A November Roundup from ASCD’s Education Policy Pros


Policy RoundupAs the school year marches on, the education policy front continues to evolve. ASCD’s policy team shares the latest policy news with you here on Inservice.

  • Join education policy guru Rick Hess of the American Enterprise Institute and author of ASCD’s Education Unbound at ASCD’s Leadership Institute for Legislative Advocacy (LILA). LILA is the premier forum for educators in a variety of roles to learn about federal education issues and advocate for policies that support successful learning and teaching. Hess will share his unfiltered perspective on school improvement, the Common Core State Standards, teacher leadership, educational technology, and more.

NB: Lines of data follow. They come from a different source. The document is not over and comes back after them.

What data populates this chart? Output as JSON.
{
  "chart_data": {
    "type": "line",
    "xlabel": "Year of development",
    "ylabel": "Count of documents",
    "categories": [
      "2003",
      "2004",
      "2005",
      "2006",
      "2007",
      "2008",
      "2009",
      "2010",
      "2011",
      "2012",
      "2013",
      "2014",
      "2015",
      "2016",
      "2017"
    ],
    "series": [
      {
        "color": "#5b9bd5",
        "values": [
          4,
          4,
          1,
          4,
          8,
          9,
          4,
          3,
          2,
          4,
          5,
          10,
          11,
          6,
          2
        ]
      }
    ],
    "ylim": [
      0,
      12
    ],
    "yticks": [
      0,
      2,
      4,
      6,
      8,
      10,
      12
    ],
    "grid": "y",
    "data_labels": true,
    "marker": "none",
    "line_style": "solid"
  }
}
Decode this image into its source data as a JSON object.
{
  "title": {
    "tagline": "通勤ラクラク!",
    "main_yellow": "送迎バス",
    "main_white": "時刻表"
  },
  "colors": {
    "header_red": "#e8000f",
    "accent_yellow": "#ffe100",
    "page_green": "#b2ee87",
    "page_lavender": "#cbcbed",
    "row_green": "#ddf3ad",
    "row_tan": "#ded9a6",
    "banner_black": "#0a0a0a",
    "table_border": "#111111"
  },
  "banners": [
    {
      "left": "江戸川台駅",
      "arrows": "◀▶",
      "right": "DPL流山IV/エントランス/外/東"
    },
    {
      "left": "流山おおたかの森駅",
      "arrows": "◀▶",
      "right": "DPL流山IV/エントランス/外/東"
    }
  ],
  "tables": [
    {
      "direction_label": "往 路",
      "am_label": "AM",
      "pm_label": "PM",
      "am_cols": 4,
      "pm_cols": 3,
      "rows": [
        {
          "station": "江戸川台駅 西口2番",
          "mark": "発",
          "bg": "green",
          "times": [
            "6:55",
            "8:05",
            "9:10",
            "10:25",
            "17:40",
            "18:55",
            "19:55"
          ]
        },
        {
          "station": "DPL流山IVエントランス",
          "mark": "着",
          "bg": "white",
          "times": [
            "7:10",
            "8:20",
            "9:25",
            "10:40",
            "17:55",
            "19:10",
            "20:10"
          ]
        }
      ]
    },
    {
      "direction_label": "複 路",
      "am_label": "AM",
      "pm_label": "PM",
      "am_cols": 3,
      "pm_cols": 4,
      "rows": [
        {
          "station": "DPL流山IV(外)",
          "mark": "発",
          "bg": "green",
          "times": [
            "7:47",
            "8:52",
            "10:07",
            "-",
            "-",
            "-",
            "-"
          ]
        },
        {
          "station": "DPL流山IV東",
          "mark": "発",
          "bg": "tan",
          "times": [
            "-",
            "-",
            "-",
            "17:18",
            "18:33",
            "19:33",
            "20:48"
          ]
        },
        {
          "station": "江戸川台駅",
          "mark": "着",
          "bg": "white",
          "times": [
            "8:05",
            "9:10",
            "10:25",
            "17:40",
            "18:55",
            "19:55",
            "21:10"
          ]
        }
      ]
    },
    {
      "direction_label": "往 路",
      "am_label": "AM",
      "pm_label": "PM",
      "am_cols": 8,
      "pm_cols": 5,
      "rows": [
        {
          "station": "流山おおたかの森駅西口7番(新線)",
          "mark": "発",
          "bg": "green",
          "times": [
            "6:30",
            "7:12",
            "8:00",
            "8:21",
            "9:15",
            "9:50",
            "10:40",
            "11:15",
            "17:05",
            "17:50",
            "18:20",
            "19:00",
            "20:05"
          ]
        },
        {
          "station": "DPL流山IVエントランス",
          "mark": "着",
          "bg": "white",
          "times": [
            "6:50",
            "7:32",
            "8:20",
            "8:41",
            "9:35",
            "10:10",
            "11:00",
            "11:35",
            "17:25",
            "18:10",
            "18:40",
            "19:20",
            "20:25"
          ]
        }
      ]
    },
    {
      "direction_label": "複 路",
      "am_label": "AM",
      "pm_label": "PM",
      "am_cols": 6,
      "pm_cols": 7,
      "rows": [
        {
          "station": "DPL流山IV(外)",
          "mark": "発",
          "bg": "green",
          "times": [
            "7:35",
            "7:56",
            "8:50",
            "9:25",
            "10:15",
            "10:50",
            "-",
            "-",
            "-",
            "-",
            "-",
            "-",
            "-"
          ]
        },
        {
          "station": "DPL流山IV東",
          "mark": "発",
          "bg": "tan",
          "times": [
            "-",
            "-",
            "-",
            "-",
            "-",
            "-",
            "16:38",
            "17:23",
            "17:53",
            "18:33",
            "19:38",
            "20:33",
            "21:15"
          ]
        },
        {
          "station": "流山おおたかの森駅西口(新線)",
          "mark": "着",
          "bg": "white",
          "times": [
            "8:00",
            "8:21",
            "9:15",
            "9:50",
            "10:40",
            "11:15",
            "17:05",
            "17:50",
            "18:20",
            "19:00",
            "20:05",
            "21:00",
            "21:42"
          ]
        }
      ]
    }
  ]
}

Register online today.
  • New legislation introduced in both the House and Senate seeks to help states provide high-quality preschool to low- and moderate-income families. The bipartisan measure, which aligns with President Obama’s Preschool for All initiative, would also increase the quality of infant and toddler care in center-based and family child care settings and encourage continued support for the Maternal, Infant, and Early Childhood Home Visiting program.
  • ASCD’s latest Policy Priorities publication explores the many roles that the next generation of Common Core-aligned assessments are expected to fill and interviews educators about the effect the assessments will have in their schools and communities. Read the issue for more on the assessments’ costs, the technology infrastructure needed to administer them, and the varying local opinions throughout the country.
  • The scores from the 2013 National Assessment of Educational Progress (NAEP), also known as The Nation’s Report Card, show that the shares of students deemed proficient in reading and math have continued to increase. Yet there is still improvement to be made—42 percent of 4th grade students are proficient in math and 35 percent are proficient in reading; 36 percent of 8th graders are proficient in reading and math. The percentages of black and Hispanic students reaching proficiency are also increasing, but the gains have not been enough to close achievement gaps.
  • Federal, state, and local school funding continues to shrink, leaving schools and districts scrambling to find professional development dollars for teachers and school leaders. But, despite shrinking education budgets, funding resources do exist. The latest issue of ASCD Policy Points (PDF), “Funding Sources for Educator Professional Development,” highlights more than a dozen federal programs that school and district administrators can use to support educator professional development. The issue provides links and information on these available resources.